Photos courtesy of Almitra Mavalvala and the production.
Almitra Mavalvala (She/Her) is a Pakistani performing artist, writer, composer, and independent producer based in Karachi. She holds a Bachelor's Degree in Music Theatre from the Australian Institute of Music. Her theatre credits include Fiddler on the Roof (Willoughby Theatre Company), Kinky Boots (Packemin Productions), and the feminist comedy Tough Titties. On screen, she appeared in Red Lantern (Noah Films). As a composer, she has created music for The Breaths in Between and is developing her original musical, Aaliyah.

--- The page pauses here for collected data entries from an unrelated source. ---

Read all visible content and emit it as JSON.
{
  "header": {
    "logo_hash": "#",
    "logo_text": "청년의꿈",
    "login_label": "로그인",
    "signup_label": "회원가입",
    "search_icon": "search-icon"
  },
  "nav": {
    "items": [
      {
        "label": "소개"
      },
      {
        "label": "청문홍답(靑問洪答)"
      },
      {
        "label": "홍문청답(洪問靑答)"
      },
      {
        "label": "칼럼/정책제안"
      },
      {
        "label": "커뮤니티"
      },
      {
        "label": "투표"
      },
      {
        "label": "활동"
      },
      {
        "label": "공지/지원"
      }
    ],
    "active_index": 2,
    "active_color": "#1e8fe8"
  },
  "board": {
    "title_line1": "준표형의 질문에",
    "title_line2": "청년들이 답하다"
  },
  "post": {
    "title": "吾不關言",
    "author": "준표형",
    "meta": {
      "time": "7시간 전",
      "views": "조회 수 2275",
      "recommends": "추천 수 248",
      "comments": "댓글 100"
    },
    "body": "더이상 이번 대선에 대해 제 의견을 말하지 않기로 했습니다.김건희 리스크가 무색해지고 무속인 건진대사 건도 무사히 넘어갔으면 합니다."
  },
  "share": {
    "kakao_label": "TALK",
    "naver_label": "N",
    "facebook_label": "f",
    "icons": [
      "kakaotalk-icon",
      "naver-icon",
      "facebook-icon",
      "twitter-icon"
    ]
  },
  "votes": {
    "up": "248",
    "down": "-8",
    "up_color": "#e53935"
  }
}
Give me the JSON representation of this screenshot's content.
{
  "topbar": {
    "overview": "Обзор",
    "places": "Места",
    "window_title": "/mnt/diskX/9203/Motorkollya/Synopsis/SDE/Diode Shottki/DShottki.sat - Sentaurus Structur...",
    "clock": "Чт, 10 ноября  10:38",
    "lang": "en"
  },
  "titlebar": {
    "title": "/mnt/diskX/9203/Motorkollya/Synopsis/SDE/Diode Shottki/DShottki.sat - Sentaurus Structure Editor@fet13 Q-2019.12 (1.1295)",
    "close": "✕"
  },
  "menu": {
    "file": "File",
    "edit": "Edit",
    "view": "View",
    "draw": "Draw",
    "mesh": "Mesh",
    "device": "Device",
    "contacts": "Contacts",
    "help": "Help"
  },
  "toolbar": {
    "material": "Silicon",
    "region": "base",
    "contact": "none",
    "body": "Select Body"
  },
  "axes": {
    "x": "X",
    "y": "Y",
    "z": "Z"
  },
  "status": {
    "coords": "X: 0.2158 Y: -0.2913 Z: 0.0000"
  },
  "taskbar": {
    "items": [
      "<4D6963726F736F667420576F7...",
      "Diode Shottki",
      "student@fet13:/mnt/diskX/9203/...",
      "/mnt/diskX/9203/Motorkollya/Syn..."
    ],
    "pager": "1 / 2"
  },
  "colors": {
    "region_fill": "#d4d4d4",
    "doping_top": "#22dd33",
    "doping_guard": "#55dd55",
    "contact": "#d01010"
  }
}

Almitra’s autobiographical show Blacklisted premiered at Hayes Theatre which then toured Australia and Pakistan, tackling displacement, racial profiling, and immigration. Passionate about representation and epilepsy advocacy, she hopes her work sparks meaningful conversations.
She is a resident artist with Echoes of Karoonjhar, preserving Pakistan’s cultural heritage, and with Saffron, supporting women in music production. Almitra is also joining the Qalambaaz Cohort 2025 to develop her first feature film.